現在、総合内科を専門とする医師(Generalist as Specialist)、総合内科マインドを持ちつつ何か一つサブスペシャリティを持つ医師(Specialist as Generalist)など、様々な得意分野を持った内科医師が集まっています。そのため、診断に難渋するような症例を「ドクターG」のように診断推論していくことは我々の強みではありますが、診断のみで治療は各診療科にお任せするというのではなく、common diseaseは我々で治療まで行いますし、多診療科が関わるような場合は、患者中心の医療実践のため「ハブ」的役割を担っています。
つまり臓器別の縦割り診療である現在において、我々の総合内科は様々な専門・得意分野を持った内科医師が協働して、敵(病気)に立ち向かう「アベンジャーズ」のような存在であるべきと考えています。
総合内科の雰囲気はどうですか?
大学病院内では内科救急の窓口を担うに当たり、期間は様々ですが内科の他診療科より派遣医師が来てくれています。その結果、絶えず複数の診療科の派遣医師がいることで、専門的見地からの考え方や診断・治療法などをメンバー全員が共有でき、お互いに勉強・成長できる環境にあります。
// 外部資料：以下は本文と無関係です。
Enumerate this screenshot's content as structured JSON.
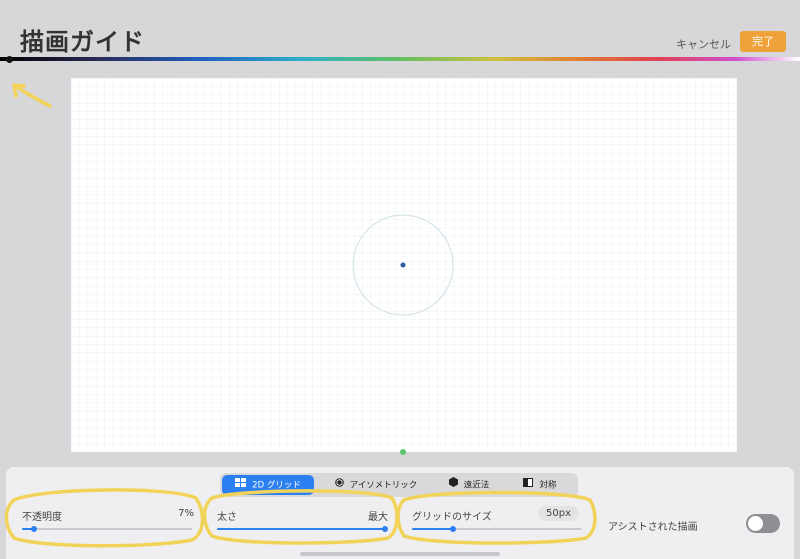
{
  "header": {
    "title": "描画ガイド",
    "cancel_label": "キャンセル",
    "done_label": "完了"
  },
  "tabs": [
    {
      "label": "2D グリッド",
      "icon": "grid-icon",
      "active": true
    },
    {
      "label": "アイソメトリック",
      "icon": "cube-icon",
      "active": false
    },
    {
      "label": "遠近法",
      "icon": "perspective-icon",
      "active": false
    },
    {
      "label": "対称",
      "icon": "symmetry-icon",
      "active": false
    }
  ],
  "controls": {
    "opacity": {
      "label": "不透明度",
      "value": "7%",
      "level": 0.07
    },
    "thickness": {
      "label": "太さ",
      "value": "最大",
      "level": 1.0
    },
    "grid_size": {
      "label": "グリッドのサイズ",
      "value": "50px",
      "level": 0.24
    }
  },
  "assisted_drawing": {
    "label": "アシストされた描画",
    "enabled": false
  },
  "colors": {
    "accent": "#2c7ff0",
    "done_button": "#f0a23a",
    "annotation": "#f2d35a",
    "grid_line": "#e4eaf0"
  }
}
派遣医師が入れ替わること、一年目研修医が全員ローテートしてくれることで、絶えず新鮮な空気が入り、かつ若手が多いこともあり和気あいあいとした雰囲気になっています。また救急科含め他診療科との関わりも多いことから、総合内科ローテート中は院内でのネットワーク作りの一助になるかと思います。
総合内科ではどんな研修ができますか?
主に入院患者の診療を担当します。診断がついていない症例からは、病歴聴取・身体診察・基本検査とその解釈、それらの情報収集から診断にいたる臨床推論を学び、併存疾患を多数有し全身管理が必要な症例からは重症管理を学びます。また救急医療・緊急症例の救急対応なども学びます。common diseaseから各領域の専門疾患、診断に苦慮するような珍しい症例を経験することもできるかと思いますし、機会があれば学会発表やケースレポートの作成なども経験できるかと思います。
最後に学生・研修医に一言お願いします。
我々総合内科のミッションは「よりよい医療を提供し、社会に貢献する」ことですが、そのためには我々自身がよい医師になること、そしてよい医師を育てることが重要であると考えています。よい医療の定義は様々ですが、患者・家族を「幸せ」にすることがよい医療だと我々は考えていますので、そのよい医療を行うためには、医学知識・スキルだけでは十分でなく、どの分野に進んでも必要となる医師としての「基礎体力」、①患者をケアする能力、②医学的知識、③症例から学び、自分を改善する能力、④人とのコミュニケーション能力、⑤プロフェッショナリズム、⑥医療・社会制度への理解、を磨く必要があると思います。